PSI helped this customer keep up with orders even during peak season without having to sacrifice the customer’s unboxing experience
The Situation:
A national home décor company had gone through rapid growth in the last two years, and were now shipping on average, 3,500 orders per day. Their order fulfillment process was completely manual, as presentation of the product inside the shipping box was extremely important to their brand. Pack station operators would pack the unwrapped product into the box, then based on the order profile, insert the relevant marketing material before closing and sealing the box. The operator would then measure, weigh, and create the shipping label which was applied to the outside of the box. This process was costly as it required a minimum of 15 packers for an 8 hour shift just to meet minimum demand.

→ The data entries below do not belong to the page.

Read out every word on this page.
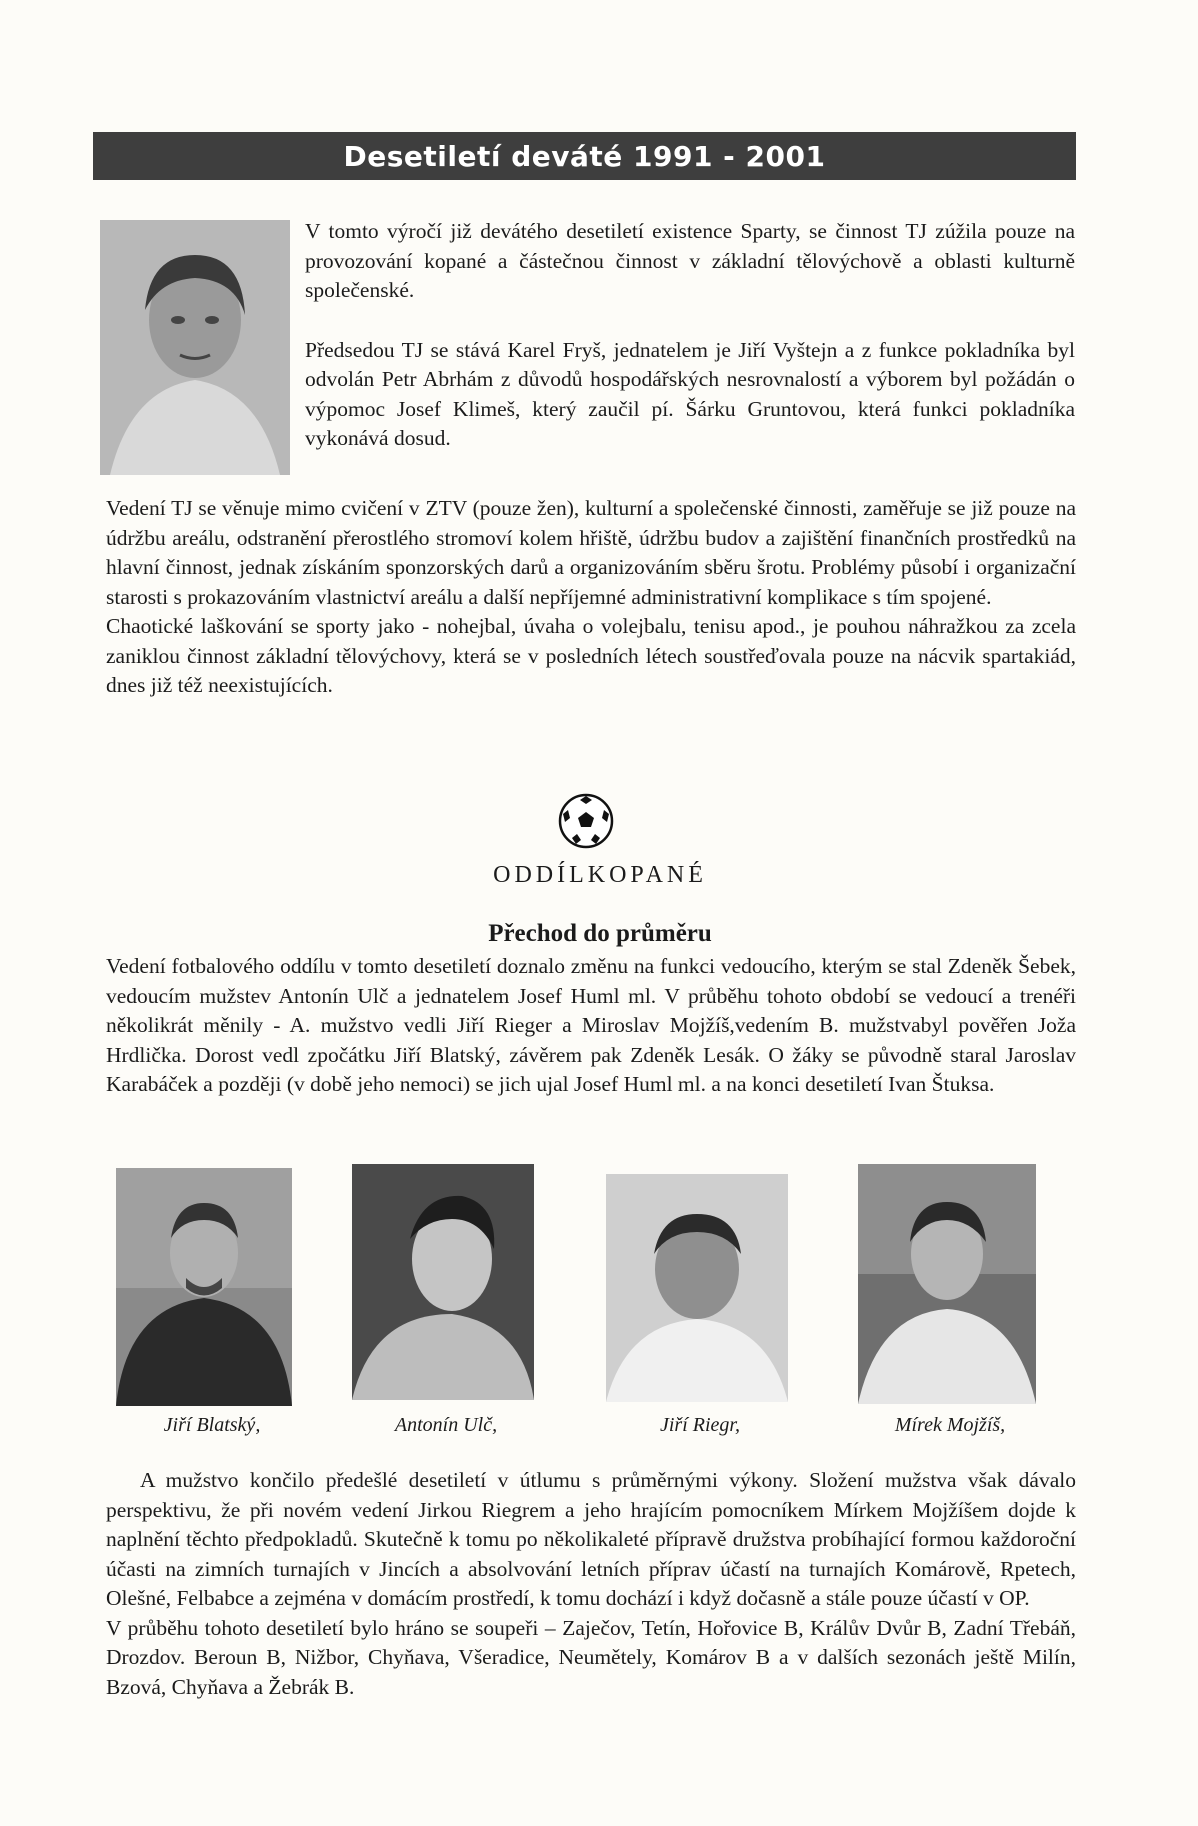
Desetiletí deváté 1991 - 2001

V tomto výročí již devátého desetiletí existence Sparty, se činnost TJ zúžila pouze na provozování kopané a částečnou činnost v základní tělovýchově a oblasti kulturně společenské.

Předsedou TJ se stává Karel Fryš, jednatelem je Jiří Vyštejn a z funkce pokladníka byl odvolán Petr Abrhám z důvodů hospodářských nesrovnalostí a výborem byl požádán o výpomoc Josef Klimeš, který zaučil pí. Šárku Gruntovou, která funkci pokladníka vykonává dosud.

Vedení TJ se věnuje mimo cvičení v ZTV (pouze žen), kulturní a společenské činnosti, zaměřuje se již pouze na údržbu areálu, odstranění přerostlého stromoví kolem hřiště, údržbu budov a zajištění finančních prostředků na hlavní činnost, jednak získáním sponzorských darů a organizováním sběru šrotu. Problémy působí i organizační starosti s prokazováním vlastnictví areálu a další nepříjemné administrativní komplikace s tím spojené.

Chaotické laškování se sporty jako - nohejbal, úvaha o volejbalu, tenisu apod., je pouhou náhražkou za zcela zaniklou činnost základní tělovýchovy, která se v posledních létech soustřeďovala pouze na nácvik spartakiád, dnes již též neexistujících.

ODDÍLKOPANÉ
Přechod do průměru

Vedení fotbalového oddílu v tomto desetiletí doznalo změnu na funkci vedoucího, kterým se stal Zdeněk Šebek, vedoucím mužstev Antonín Ulč a jednatelem Josef Huml ml. V průběhu tohoto období se vedoucí a trenéři několikrát měnily - A. mužstvo vedli Jiří Rieger a Miroslav Mojžíš,vedením B. mužstvabyl pověřen Joža Hrdlička. Dorost vedl zpočátku Jiří Blatský, závěrem pak Zdeněk Lesák. O žáky se původně staral Jaroslav Karabáček a později (v době jeho nemoci) se jich ujal Josef Huml ml. a na konci desetiletí Ivan Štuksa.

Jiří Blatský,	Antonín Ulč,	Jiří Riegr,	Mírek Mojžíš,

A mužstvo končilo předešlé desetiletí v útlumu s průměrnými výkony. Složení mužstva však dávalo perspektivu, že při novém vedení Jirkou Riegrem a jeho hrajícím pomocníkem Mírkem Mojžíšem dojde k naplnění těchto předpokladů. Skutečně k tomu po několikaleté přípravě družstva probíhající formou každoroční účasti na zimních turnajích v Jincích a absolvování letních příprav účastí na turnajích Komárově, Rpetech, Olešné, Felbabce a zejména v domácím prostředí, k tomu dochází i když dočasně a stále pouze účastí v OP.

V průběhu tohoto desetiletí bylo hráno se soupeři – Zaječov, Tetín, Hořovice B, Králův Dvůr B, Zadní Třebáň, Drozdov. Beroun B, Nižbor, Chyňava, Všeradice, Neumětely, Komárov B a v dalších sezonách ještě Milín, Bzová, Chyňava a Žebrák B.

Issues and costs started to compound as the company ramped up its online promotions, the order backlog would take two or three days to clear the volume. This backlog caused packers to rush, resulting in human errors in the packaging and the shipping label creation. The company was forced to put in additional packing stations for temporary labor to manage these demand spikes, taking up more of their valuable warehouse space. In addition, with delivery times being pushed out, customer complaints were on the rise, and customer satisfaction, a closely monitored operational KPI, was showing a troubling downward trend.
The Recommendation:
The customer approached PSI wanting to turn their pack station into a pack line, automating the most time consuming, error-prone transactions. As the presentation of the product in the box is highly important to this customer and the product had to be displayed in a certain way to the end customer, PSI recommended that they keep the product packing and void fill as a manual step, but automate all downstream packaging steps. With the open boxes being placed onto a conveyor line with the product inserted, a Print Feeder was used to print on demand and insert the packing slip; LC Feeders were used to insert specific marketing materials, and then the box was closed and sealed, dimensioned, and a label was printed and applied onto the box, ready for shipping.
The Results:
This simple semi-automatic pack line was able to reduce the processing time of each order by more than one minute, increasing the capacity of their order fulfillment from 3,500 per day to over 6,000 orders per day. In addition to this throughput increase, the customer was able to reduce their non-peak pack station labor from 15 staff to 6, and immediate positive impact to the profitability of the department.
This hybrid solution of part manual, part automated order fulfillment ensured that the orders were fulfilled as quickly and accurately as possible without sacrificing the attention to detail a human operator puts into the packaging and presentation of the final product.